Lors du dernier CSE, la Direction des ressources humaines est venu nous présenter le plan de recrutement 2026 et le bilan 2025. Retour sur les échanges et nos questions récurrentes d’année en année
Retour sur le bilan 2025
Le plan 2025 a été ajusté en cours d’année (≈ -50 recrutements sur les activités assurantielles) et 32 recrutements ont été gelés dans le contexte DOMITYS
À fin 2025, 97,5% des postes prévus ont été pourvus (≈ 900 recrutements) et les effectifs évoluent positivement (+1 à +2,9% tous contrats), mais la Direction reconnaît un écart à la cible lié aux départs et aux arrivées décalées sur 2026.
Pour la CFDT, le sujet n’est pas seulement “le chiffre” : c’est le message et le pilotage. Quand l’entreprise présente des ajustements comme neutres, cela invisibilise le réel (charge, délais, qualité, santé au travail) et nourrit une communication “lissée” qui a légitimement fait débat en séance.
C’est pour cette raison que nous exigeons (et nous le répétons chaque année !!!) une lecture complète (entrées/sorties, postes vacants, délais de pourvoi) et des indicateurs de charge pour objectiver l’impact des arbitrages sur les salariés.
Ce que la Direction annonce pour 2026 :
Un plan 2026 à 735 recrutements CDI, en baisse par rapport à 2025, avec maintien des volumes sur les métiers commerciaux.
Un pilotage “ajustable” : décisions possibles en cours d’année selon turnover, budget et arbitrages.
Un discours très appuyé sur l’attractivité, la marque employeur et le processus d’intégration et une volonté affichée de conserver de la flexibilité (CDD, recours à la sous- traitance).
Le constat des élus CFDT :
Sans transparence, les chiffres racontent une histoire incomplète. Comme chaque année, nous avons demandé un tableau clair “entrées / sorties” par direction. Son absence entretient l’idée que les effectifs seraient “stables”, alors que, sur le terrain, nous constatons l’inverse : les effectifs se réduisent et la charge se répartit sur moins de personnes, année après année.
Le “remplacement au cas par cas” n’est pas une neutralité : c’est un choix économique et stratégique. Quand les départs ne sont pas remplacés, l’activité ne disparaît pas. Elle se transforme en surcharge, en délais, en rattrapage permanent. L’entreprise gagne en “flexibilité” sur le papier, mais les équipes, elles, perdent en marges de manœuvre.
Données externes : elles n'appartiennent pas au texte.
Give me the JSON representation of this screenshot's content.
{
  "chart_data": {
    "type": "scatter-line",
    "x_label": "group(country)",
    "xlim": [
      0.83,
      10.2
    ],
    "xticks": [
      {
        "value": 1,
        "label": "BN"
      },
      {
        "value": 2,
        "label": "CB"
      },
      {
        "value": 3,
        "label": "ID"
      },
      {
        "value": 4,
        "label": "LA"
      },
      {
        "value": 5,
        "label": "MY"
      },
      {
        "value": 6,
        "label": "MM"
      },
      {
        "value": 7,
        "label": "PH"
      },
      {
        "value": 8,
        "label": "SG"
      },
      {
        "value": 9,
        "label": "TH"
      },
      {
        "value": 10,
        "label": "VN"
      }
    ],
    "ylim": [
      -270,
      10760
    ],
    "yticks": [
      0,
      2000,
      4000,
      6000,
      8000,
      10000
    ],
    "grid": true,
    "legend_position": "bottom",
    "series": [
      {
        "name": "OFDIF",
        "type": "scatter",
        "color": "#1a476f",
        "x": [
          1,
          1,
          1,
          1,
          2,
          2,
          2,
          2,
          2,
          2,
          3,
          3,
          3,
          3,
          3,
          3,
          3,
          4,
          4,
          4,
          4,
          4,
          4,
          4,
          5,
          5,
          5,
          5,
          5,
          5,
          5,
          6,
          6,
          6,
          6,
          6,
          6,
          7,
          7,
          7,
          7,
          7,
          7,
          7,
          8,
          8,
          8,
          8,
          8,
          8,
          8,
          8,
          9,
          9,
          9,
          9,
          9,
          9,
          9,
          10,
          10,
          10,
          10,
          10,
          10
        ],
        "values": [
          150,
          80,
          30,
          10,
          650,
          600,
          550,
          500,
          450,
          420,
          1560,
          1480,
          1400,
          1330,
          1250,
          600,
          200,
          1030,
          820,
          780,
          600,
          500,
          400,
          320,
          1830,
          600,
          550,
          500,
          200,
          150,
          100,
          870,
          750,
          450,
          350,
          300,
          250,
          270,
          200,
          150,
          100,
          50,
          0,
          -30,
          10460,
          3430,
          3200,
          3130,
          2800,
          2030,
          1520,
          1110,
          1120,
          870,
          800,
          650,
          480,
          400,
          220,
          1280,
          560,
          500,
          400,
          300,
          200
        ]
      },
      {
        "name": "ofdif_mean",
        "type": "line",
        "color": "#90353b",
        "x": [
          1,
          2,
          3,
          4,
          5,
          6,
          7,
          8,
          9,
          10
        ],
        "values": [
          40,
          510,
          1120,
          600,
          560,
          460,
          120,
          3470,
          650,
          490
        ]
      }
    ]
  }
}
Geler ou freiner les embauches a des effets directs sur la santé au travail. Nous alertons sur les conséquences : intensification, multiplication des urgences à faire sans réflexion globale, dégradation de la qualité de service, augmentation des heures supplémentaires, montée des signaux RPS (fatigue, absentéisme, turn-over).
Attractivité et processus d’intégration ne suffisent pas si on ne traite pas la fidélisation et les moyens. Former, intégrer, promouvoir l’entreprise ne compensera pas des organisations en sous-capacité. Le sujet central, c’est la capacité réelle des équipes à faire le travail correctement, sans se mettre en danger.
Ce que la CFDT demande :
- Un tableau annuel obligatoire “entrées / sorties” par direction, présenté au CSE, pour objectiver l’évolution des effectifs et cesser les communications trompeuses.
- Plus de transparence sur les remplacements (ou non remplacements) : qui décide, sur quels indicateurs, et avec quel niveau d’arbitrage ?
- Des engagements sur les conditions de travail qui doivent se traduire par une accélération du déploiement des mesures inscrites dans notre accord QVCT (qualité de vie et conditions de travail)
- De la visibilité sur l’IA et la plateformisation : quels scénarios à 12–24 mois (métiers, effectifs, compétences) et quelles garanties pour éviter des sous-effectifs durables ?
La CFDT entend jouer son rôle au sein des instances car elle a conscience que les enjeux autour de l’emploi seront primordiaux durant toute la durée du plan stratégique. Nous demandons avec insistance une parfaite transparence même si les informations peuvent parfois inquiéter. C’est aussi pour cette raison que la CFDT a demandé que la feuille de route RH du plan “esprit de conquête” soit présentée plus en détail lors d’un prochain CSE.
Enfin le prochain accord GAPEC (gestion active et prévisionnel de l’emploi et des compétences) devra être l’occasion d’échanges prenant en compte tous ces aspects. Sur ce sujet comme sur d’autres la CFDT ne donnera pas de blanc seing à la Direction sans avoir pu peser dans les propositions.